In keeping with announcements made during the 2021-2022 Federal Budget, the government has announced that it will increase the maximum releasable amount that contributors can draw upon in making their first home purchase. This is after the proposed changes received Royal Assent on 22 February 2022.

The First Home Super Saver Scheme (FHSS), was set up in 2017 as a way to help first time home buyers save towards a home deposit faster through their superannuation. These voluntary contributions would be subject to the concessional tax treatment of superannuation. This currently means that they will have a lower tax of just 15% applied.

This option is more beneficial compared to the alternative of a savings account, whose contributions would come from monies already deducted income tax. And once the funds are in the savings account, would also be subject to capital gains tax for as long as they sit in the account.

A major change to the FHSS is the increase in the maximum releasable amount to $50,000 from July 2022, up from just $30,000 currently. This amount can be taken from eligible contributions made from when the scheme started in 2017. Housing experts like Arjun Paliwal of InvestorKit note that while this will boost deposits for first home buyers and the demand side of the housing market equation, longer-term priority to supporting the entry of first home buyers and reducing rents was needed.

In a bid to further aid young families looking to get on the property ladder, the government will also be reducing the eligible age at which seniors looking to downsize can opt to put the proceeds from selling their property towards their superannuation.
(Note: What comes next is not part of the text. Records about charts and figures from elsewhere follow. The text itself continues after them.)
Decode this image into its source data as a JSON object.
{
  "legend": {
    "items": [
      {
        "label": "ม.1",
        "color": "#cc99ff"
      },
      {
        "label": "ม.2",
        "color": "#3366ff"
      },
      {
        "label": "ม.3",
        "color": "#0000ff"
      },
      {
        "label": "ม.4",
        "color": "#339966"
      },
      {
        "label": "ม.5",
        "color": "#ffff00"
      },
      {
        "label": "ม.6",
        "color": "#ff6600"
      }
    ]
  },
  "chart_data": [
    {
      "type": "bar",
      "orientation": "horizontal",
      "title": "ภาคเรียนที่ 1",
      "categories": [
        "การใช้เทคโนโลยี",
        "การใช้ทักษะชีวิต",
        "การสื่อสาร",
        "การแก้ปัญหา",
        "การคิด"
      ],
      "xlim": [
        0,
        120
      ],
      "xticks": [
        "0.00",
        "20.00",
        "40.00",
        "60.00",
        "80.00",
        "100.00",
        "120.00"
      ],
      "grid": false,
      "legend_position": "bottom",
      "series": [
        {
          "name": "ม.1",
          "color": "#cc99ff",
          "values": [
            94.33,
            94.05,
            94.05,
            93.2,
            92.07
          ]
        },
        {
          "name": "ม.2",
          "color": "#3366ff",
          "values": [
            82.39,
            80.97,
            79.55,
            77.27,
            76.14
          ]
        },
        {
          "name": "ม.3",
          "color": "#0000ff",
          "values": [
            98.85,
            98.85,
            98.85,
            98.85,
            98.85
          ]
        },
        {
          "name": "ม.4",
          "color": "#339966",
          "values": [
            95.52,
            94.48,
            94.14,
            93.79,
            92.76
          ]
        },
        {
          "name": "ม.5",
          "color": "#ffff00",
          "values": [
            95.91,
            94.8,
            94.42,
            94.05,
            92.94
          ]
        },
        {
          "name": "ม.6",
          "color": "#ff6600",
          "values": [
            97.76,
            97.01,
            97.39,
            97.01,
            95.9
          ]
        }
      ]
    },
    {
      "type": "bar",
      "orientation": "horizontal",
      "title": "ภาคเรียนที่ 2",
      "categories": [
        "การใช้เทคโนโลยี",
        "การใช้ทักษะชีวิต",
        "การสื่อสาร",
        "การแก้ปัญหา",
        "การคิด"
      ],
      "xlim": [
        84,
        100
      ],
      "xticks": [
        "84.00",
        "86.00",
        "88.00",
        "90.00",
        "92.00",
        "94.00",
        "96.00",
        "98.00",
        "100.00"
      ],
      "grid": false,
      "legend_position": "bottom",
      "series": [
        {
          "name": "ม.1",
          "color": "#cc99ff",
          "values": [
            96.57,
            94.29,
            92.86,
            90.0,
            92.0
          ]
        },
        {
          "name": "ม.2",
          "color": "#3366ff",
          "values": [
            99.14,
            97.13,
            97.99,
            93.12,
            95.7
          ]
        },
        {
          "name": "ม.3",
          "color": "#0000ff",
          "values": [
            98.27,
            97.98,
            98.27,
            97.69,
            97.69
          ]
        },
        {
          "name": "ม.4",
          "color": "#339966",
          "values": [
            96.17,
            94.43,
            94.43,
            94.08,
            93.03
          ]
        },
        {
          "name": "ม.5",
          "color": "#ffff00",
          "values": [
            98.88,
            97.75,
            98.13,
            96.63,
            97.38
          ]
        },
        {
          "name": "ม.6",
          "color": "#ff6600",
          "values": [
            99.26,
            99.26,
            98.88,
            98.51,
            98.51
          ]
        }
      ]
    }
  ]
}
The eligible age has been reduced from 65 years to 60 years.

This change is expected to boost the stock of larger properties better able to accommodate growing families. the government hopes more seniors in this age range will be encouraged to downsize, allowing younger families to buy these larger homes.

Changes have also been made to increase the powers of the Commissioner of Taxation in making decisions on FHSS requests. The Commissioner will also be empowered to return released funds to super if the amount has yet to be released to the individual. The returned monies are however to be considered as non-assessable and non-exempt income that does not count towards the individual’s contribution caps.

Contributors towards FHSS will also be allowed more freedom in withdrawing or amending their requests before the FHSS amount has actually been received. If they decide to withdraw their request, they will still be permitted to reapply for this release at a later date.